Hij vertelt over de vloot schoeners die hier jaarlijks vis kwam brengen, het schoonmaken, drogen op rekken en zouten. 75 pond zout voor 225 pond cod. Twee dagen weken en spoelen om de vis weer eetbaar te krijgen. Ik krijg begrip voor Willem's reserve jegens mijn kookkunsten. Bij het schoonmaken was de lever belangrijk: daar werd levertraan van gemaakt. De Canadese jeugd uit de jaren '50 blijkt daar evenveel onder te hebben geleden als de kindertjes in Nederland in die tijd (ik herinner me de vreselijke smaak nog steeds). Maar het moest toen van de regering, in Canada en in Nederland.
En er werd op zeehonden gejaagd, om hun huid en om het vet. Een volwassen zeehond leverde 5 gallon vet, vertelt de gids met ontzag. Het zeehondenvlees ging naar de sledehonden. En er was een ziekenhuisje, opgezet door de hier legendarische arts-zendeling Grenfell die eind 19e eeuw langs de kust van NFL en Labrador ziekenhuisjes voor de vissersgemeenschappen neerzette. Het ziekenhuis van Battle Harbour is, met de helft van het dorp in de jaren 1930 afgebrand en toen in St Mary, 10M naar binnen, herbouwd. De "Engelse villa" van de dokter staat er nog.
Overdag is de temperatuur redelijk, oplopend naar een graad of 17C als de zon doorbreekt. Maar 's nachts is het koud. Als we opstaan wijst de thermometer in het stuurhuis onder de 10 graden C aan, en in de kajuit is het minder. Helaas, de heteluchtkachel wil niet aan. En de "open haard" die in de kajuit hangt is leuk, maar laat de warmte als we hem branden hoofdzakelijk door de schoorsteen naar buiten gaan.

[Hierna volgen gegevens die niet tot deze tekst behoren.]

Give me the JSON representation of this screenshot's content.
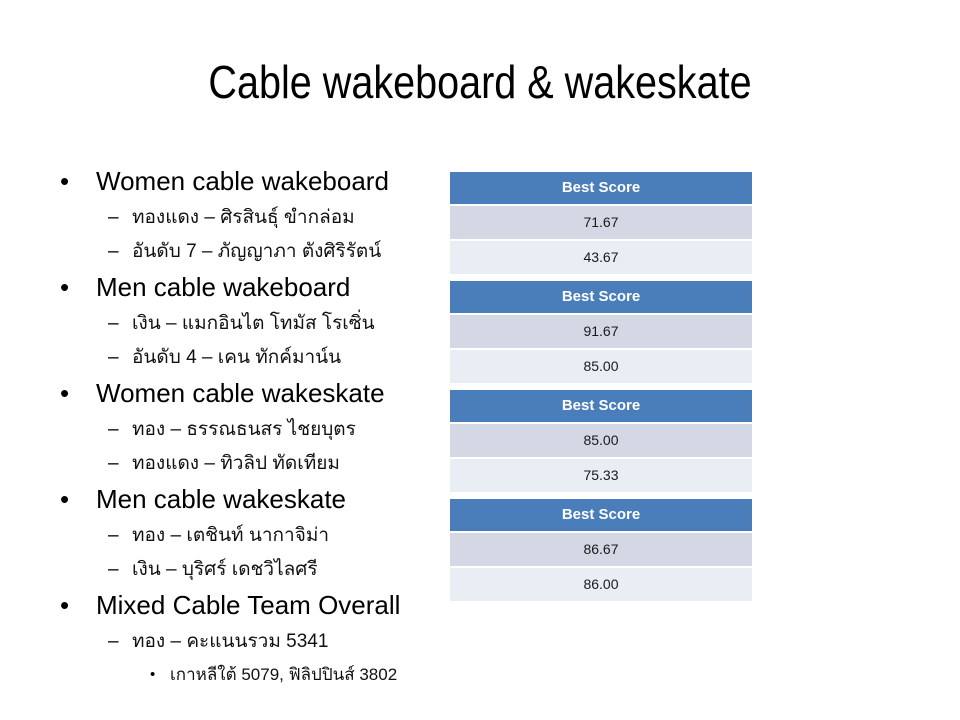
{
  "slide": {
    "title": "Cable wakeboard & wakeskate",
    "background_color": "#ffffff"
  },
  "table_style": {
    "header_bg": "#4a7ebb",
    "header_text": "#ffffff",
    "row_odd_bg": "#d3d8e4",
    "row_even_bg": "#e9edf4",
    "row_text": "#1a1a1a"
  },
  "markers": {
    "level1": "•",
    "level2": "–",
    "level3": "•"
  },
  "sections": [
    {
      "heading": "Women cable wakeboard",
      "details": [
        "ทองแดง – ศิรสินธุ์ ขำกล่อม",
        "อันดับ 7 – ภัญญาภา ตังศิริรัตน์"
      ],
      "table": {
        "header": "Best Score",
        "scores": [
          "71.67",
          "43.67"
        ]
      }
    },
    {
      "heading": "Men cable wakeboard",
      "details": [
        "เงิน – แมกอินไต โทมัส โรเซิ่น",
        "อันดับ 4 – เคน ทักค์มาน์น"
      ],
      "table": {
        "header": "Best Score",
        "scores": [
          "91.67",
          "85.00"
        ]
      }
    },
    {
      "heading": "Women cable wakeskate",
      "details": [
        "ทอง – ธรรณธนสร ไชยบุตร",
        "ทองแดง – ทิวลิป ทัดเทียม"
      ],
      "table": {
        "header": "Best Score",
        "scores": [
          "85.00",
          "75.33"
        ]
      }
    },
    {
      "heading": "Men cable wakeskate",
      "details": [
        "ทอง – เตชินท์ นากาจิม่า",
        "เงิน – บุริศร์ เดชวิไลศรี"
      ],
      "table": {
        "header": "Best Score",
        "scores": [
          "86.67",
          "86.00"
        ]
      }
    },
    {
      "heading": "Mixed Cable Team Overall",
      "details": [
        "ทอง – คะแนนรวม 5341"
      ],
      "subdetails": [
        "เกาหลีใต้ 5079, ฟิลิปปินส์ 3802"
      ],
      "table": null
    }
  ]
}
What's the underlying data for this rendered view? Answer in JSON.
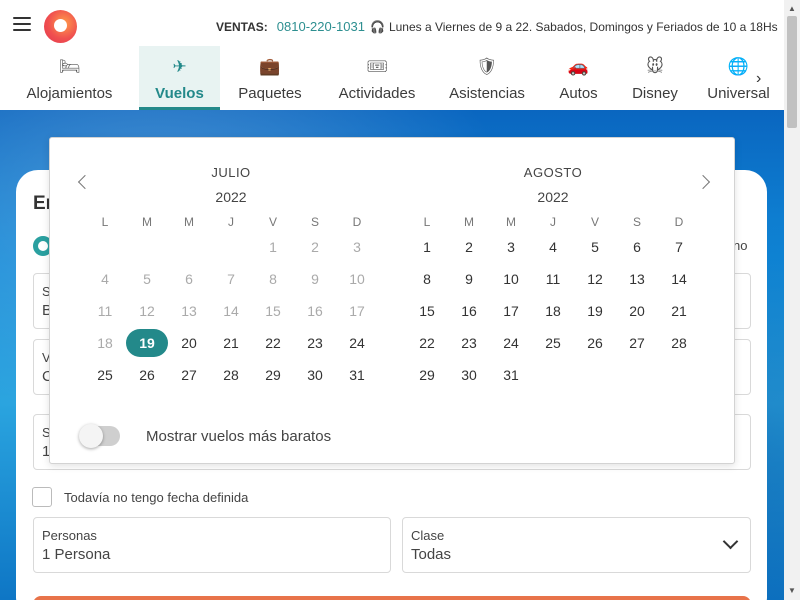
{
  "header": {
    "sales_label": "VENTAS:",
    "phone": "0810-220-1031",
    "hours": "Lunes a Viernes de 9 a 22. Sabados, Domingos y Feriados de 10 a 18Hs"
  },
  "nav": {
    "tabs": [
      {
        "label": "Alojamientos",
        "icon": "bed-icon",
        "glyph": "🛏"
      },
      {
        "label": "Vuelos",
        "icon": "airplane-icon",
        "glyph": "✈",
        "active": true
      },
      {
        "label": "Paquetes",
        "icon": "suitcase-icon",
        "glyph": "💼"
      },
      {
        "label": "Actividades",
        "icon": "ticket-icon",
        "glyph": "🎟"
      },
      {
        "label": "Asistencias",
        "icon": "shield-icon",
        "glyph": "🛡"
      },
      {
        "label": "Autos",
        "icon": "car-icon",
        "glyph": "🚗"
      },
      {
        "label": "Disney",
        "icon": "mickey-icon",
        "glyph": "🐭"
      },
      {
        "label": "Universal",
        "icon": "universal-globe-icon",
        "glyph": "🌐"
      }
    ]
  },
  "form": {
    "title": "En",
    "oneway_partial": "no",
    "origin": {
      "label": "S",
      "value": "B"
    },
    "destination": {
      "label": "V",
      "value": "C"
    },
    "date": {
      "label": "S",
      "value": "19"
    },
    "no_date_label": "Todavía no tengo fecha definida",
    "persons": {
      "label": "Personas",
      "value": "1 Persona"
    },
    "class": {
      "label": "Clase",
      "value": "Todas"
    }
  },
  "calendar": {
    "weekdays": [
      "L",
      "M",
      "M",
      "J",
      "V",
      "S",
      "D"
    ],
    "months": [
      {
        "name": "JULIO",
        "year": "2022",
        "offset": 4,
        "days": 31,
        "past_until": 18,
        "selected": 19
      },
      {
        "name": "AGOSTO",
        "year": "2022",
        "offset": 0,
        "days": 31,
        "past_until": 0,
        "selected": 0
      }
    ],
    "toggle_label": "Mostrar vuelos más baratos",
    "toggle_on": false
  },
  "colors": {
    "accent": "#23898a",
    "cta": "#e8734a"
  }
}
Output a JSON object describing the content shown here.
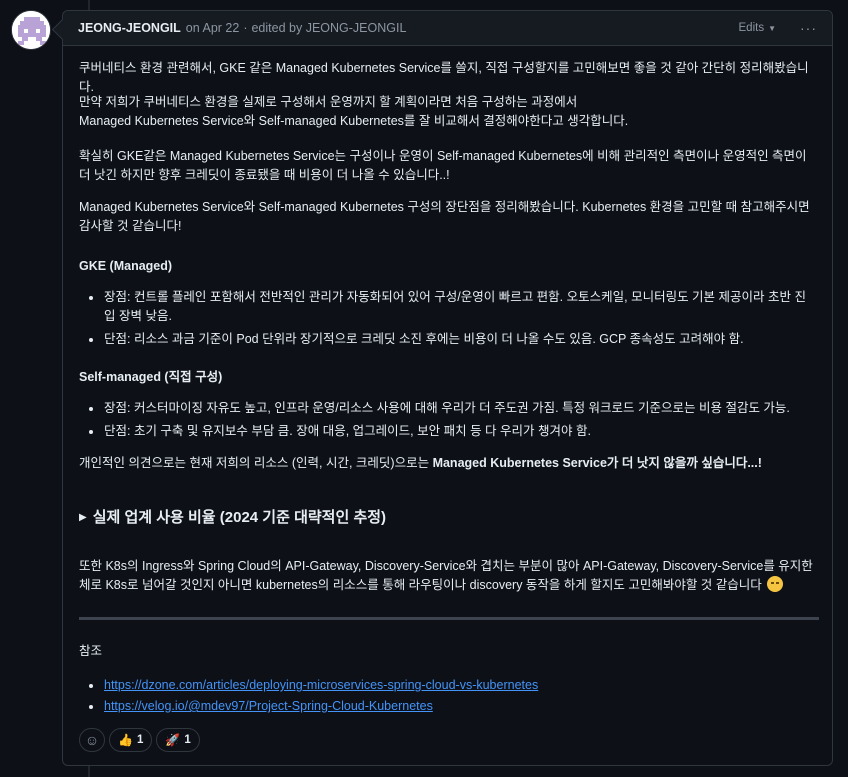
{
  "header": {
    "author": "JEONG-JEONGIL",
    "date_text": "on Apr 22",
    "edited_text": "edited by JEONG-JEONGIL",
    "edits_label": "Edits",
    "more_label": "···"
  },
  "body": {
    "p1": "쿠버네티스 환경 관련해서, GKE 같은 Managed Kubernetes Service를 쓸지, 직접 구성할지를 고민해보면 좋을 것 같아 간단히 정리해봤습니다.",
    "p2_line1": "만약 저희가 쿠버네티스 환경을 실제로 구성해서 운영까지 할 계획이라면 처음 구성하는 과정에서",
    "p2_line2": "Managed Kubernetes Service와 Self-managed Kubernetes를 잘 비교해서 결정해야한다고 생각합니다.",
    "p3": "확실히 GKE같은 Managed Kubernetes Service는 구성이나 운영이 Self-managed Kubernetes에 비해 관리적인 측면이나 운영적인 측면이 더 낫긴 하지만 향후 크레딧이 종료됐을 때 비용이 더 나올 수 있습니다..!",
    "p4": "Managed Kubernetes Service와 Self-managed Kubernetes 구성의 장단점을 정리해봤습니다. Kubernetes 환경을 고민할 때 참고해주시면 감사할 것 같습니다!",
    "gke_heading": "GKE (Managed)",
    "gke_items": [
      "장점: 컨트롤 플레인 포함해서 전반적인 관리가 자동화되어 있어 구성/운영이 빠르고 편함. 오토스케일, 모니터링도 기본 제공이라 초반 진입 장벽 낮음.",
      "단점: 리소스 과금 기준이 Pod 단위라 장기적으로 크레딧 소진 후에는 비용이 더 나올 수도 있음. GCP 종속성도 고려해야 함."
    ],
    "self_heading": "Self-managed (직접 구성)",
    "self_items": [
      "장점: 커스터마이징 자유도 높고, 인프라 운영/리소스 사용에 대해 우리가 더 주도권 가짐. 특정 워크로드 기준으로는 비용 절감도 가능.",
      "단점: 초기 구축 및 유지보수 부담 큼. 장애 대응, 업그레이드, 보안 패치 등 다 우리가 챙겨야 함."
    ],
    "p5_prefix": "개인적인 의견으로는 현재 저희의 리소스 (인력, 시간, 크레딧)으로는 ",
    "p5_bold": "Managed Kubernetes Service가 더 낫지 않을까 싶습니다...!",
    "details_summary": "실제 업계 사용 비율 (2024 기준 대략적인 추정)",
    "p6": "또한 K8s의 Ingress와 Spring Cloud의 API-Gateway, Discovery-Service와 겹치는 부분이 많아 API-Gateway, Discovery-Service를 유지한체로 K8s로 넘어갈 것인지 아니면 kubernetes의 리소스를 통해 라우팅이나 discovery 동작을 하게 할지도 고민해봐야할 것 같습니다",
    "ref_title": "참조",
    "links": [
      "https://dzone.com/articles/deploying-microservices-spring-cloud-vs-kubernetes",
      "https://velog.io/@mdev97/Project-Spring-Cloud-Kubernetes"
    ]
  },
  "reactions": [
    {
      "icon": "thumbs-up",
      "glyph": "👍",
      "count": "1"
    },
    {
      "icon": "rocket",
      "glyph": "🚀",
      "count": "1"
    }
  ],
  "colors": {
    "background": "#0d1117",
    "border": "#30363d",
    "header_bg": "#161b22",
    "link": "#4493f8",
    "text": "#e6edf3",
    "muted": "#8d96a0"
  }
}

Troost biedt het al genoemde boek The Lure of the Labrador Wild dat ik lees, over de Hubbard-expeditie in 1904, die jammerlijk mislukte door slechte planning, pech en daardoor honger en kou. In gierende sneeuwstormen zitten de drie expeditieleden, met alleen nog wat vodden aan hun lijf, achter een tentzeiltje honger te lijden. Op het laatst bestaan de maaltijden uit gekookte schoen en boomschors. Dat laatste stoppen ze ook in hun pijp, want gerookt moet er worden. De honger is blijkbaar erger dan de kou: zij praten over voloptueuze maaltijden, lievelingsgerechten, gebraad, taarten, wat hun moeders kookten, avond aan avond, bladzijde na bladzijde. Van honger is met Willem's regime van eenvoudige - dat vooral - edoch voedzame maaltijden geen sprake, maar eenmaal in mijn slaapzak lig ik te dromen over open haarden, potkachels, centrale verwarming en sauna's.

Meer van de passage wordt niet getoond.